Michi (Chieko Baishô) is 78, and though she’s still in good enough health, she has difficulty finding a purpose. Too old for manual labour jobs, inexperienced with technology, and with her friends passing away with age (or by choice), she starts considering Plan 75. Hiromu (Hayato Isomura) is a young man processing the program’s elderly clients, who is taken aback when his uncle winds up sitting across from him for processing. Guiding Michi is Yôko (Yumi Kawai), who crosses professional boundaries by hanging out with Michi, meeting for a drink and taking her ten-pin bowling. Filipino immigrant and young mother Maria (Stefanie Arianne) is recommended a job at the program because it pays so well, and she ends up taking care of the corpses and the possessions they no longer need.
With this ensemble all caught up in Plan 75 in various ways, Hayakawa can unfurl the sociological impacts of her philosophical concept. It hasn’t come from nowhere either: in 2016, a man murdered nineteen people at a care home for the disabled in Sagamihara, framing it as a selfless act for the benefit of the economy and the people themselves, who he believed should have the choice to be euthanised. There’s even a word in Japanese – oyasute – for ‘abandoning a parent’, where elderly relatives are taken somewhere and left to die. For some of PLAN 75’s elderly, that feeling of being a burden only taking up space acts as a gentle push towards an early grave.
And there are lots of gentle pushes. The unassuming branding of the program hangs menacingly over a homeless soup kitchen. Michi is denied housing unless she can pay two years of rent up-front. It’s a welcoming job for an immigrant, like Maria, looking to provide for her child, ensuring there will always be willing employees. While there are hints at opposition, like a protestor destroying an advert for the program, there is enough support that the government is considering lowering the age of eligibility too.
The profound sadness in the film is unavoidable, but it also has something to say about how a country ends up here in the first place. When the young employees befriend those already in the system, they all feel the urge to stop them before it’s too late. While intricately pieced together to show how banal administration can lead to the deaths of vulnerable people, the emotional core of the film is really about loneliness and how elderly people are neglected, whether by shutting them out of active society or by being forgotten about by friends and family. Despite its looming presence, no one is forced into Plan 75, so the film asks why a country’s inhabitants would choose it over living their lives until the end.

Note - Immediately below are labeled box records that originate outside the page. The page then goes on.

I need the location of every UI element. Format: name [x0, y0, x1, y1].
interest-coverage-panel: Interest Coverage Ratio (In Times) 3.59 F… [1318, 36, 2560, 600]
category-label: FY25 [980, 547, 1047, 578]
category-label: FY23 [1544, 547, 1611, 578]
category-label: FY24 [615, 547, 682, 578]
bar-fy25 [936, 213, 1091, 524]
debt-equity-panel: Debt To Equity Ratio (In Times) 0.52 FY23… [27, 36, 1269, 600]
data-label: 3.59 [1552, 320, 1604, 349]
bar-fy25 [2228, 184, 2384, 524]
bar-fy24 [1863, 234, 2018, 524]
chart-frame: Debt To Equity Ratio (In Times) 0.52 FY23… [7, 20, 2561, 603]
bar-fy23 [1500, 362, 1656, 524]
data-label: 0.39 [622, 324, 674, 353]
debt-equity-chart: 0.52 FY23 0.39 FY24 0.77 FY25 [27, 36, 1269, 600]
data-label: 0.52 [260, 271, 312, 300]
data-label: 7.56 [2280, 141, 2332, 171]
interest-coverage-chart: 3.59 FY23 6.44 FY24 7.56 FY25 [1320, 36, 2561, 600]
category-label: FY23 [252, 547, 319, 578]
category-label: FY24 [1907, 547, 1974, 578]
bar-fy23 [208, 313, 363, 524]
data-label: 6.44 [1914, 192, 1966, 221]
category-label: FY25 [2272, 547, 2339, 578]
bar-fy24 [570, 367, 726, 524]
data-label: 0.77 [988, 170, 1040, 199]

Like Kazuo Ishiguro’s novel, Never Let Me Go, PLAN 75’s world is provocative in its difference but familiar enough to imagine. It shares that novel’s approach in amplifying its central horror by not making a big deal out of it. Hayakawa comes at her subject from all angles, holistically presenting the causes and consequences of such a program, presenting it for consideration with a documentarian level of detachment that is occasionally at the expense of really getting to know its cast of characters. However, as a piece of ‘what if’ sci-fi, its matter-of-fact style tells it like it is. That maturity and its optimistic offer of a more humane solution prevent PLAN 75 from being unbearably bleak. By showing something so terrible, the film is really showing what it so dearly values.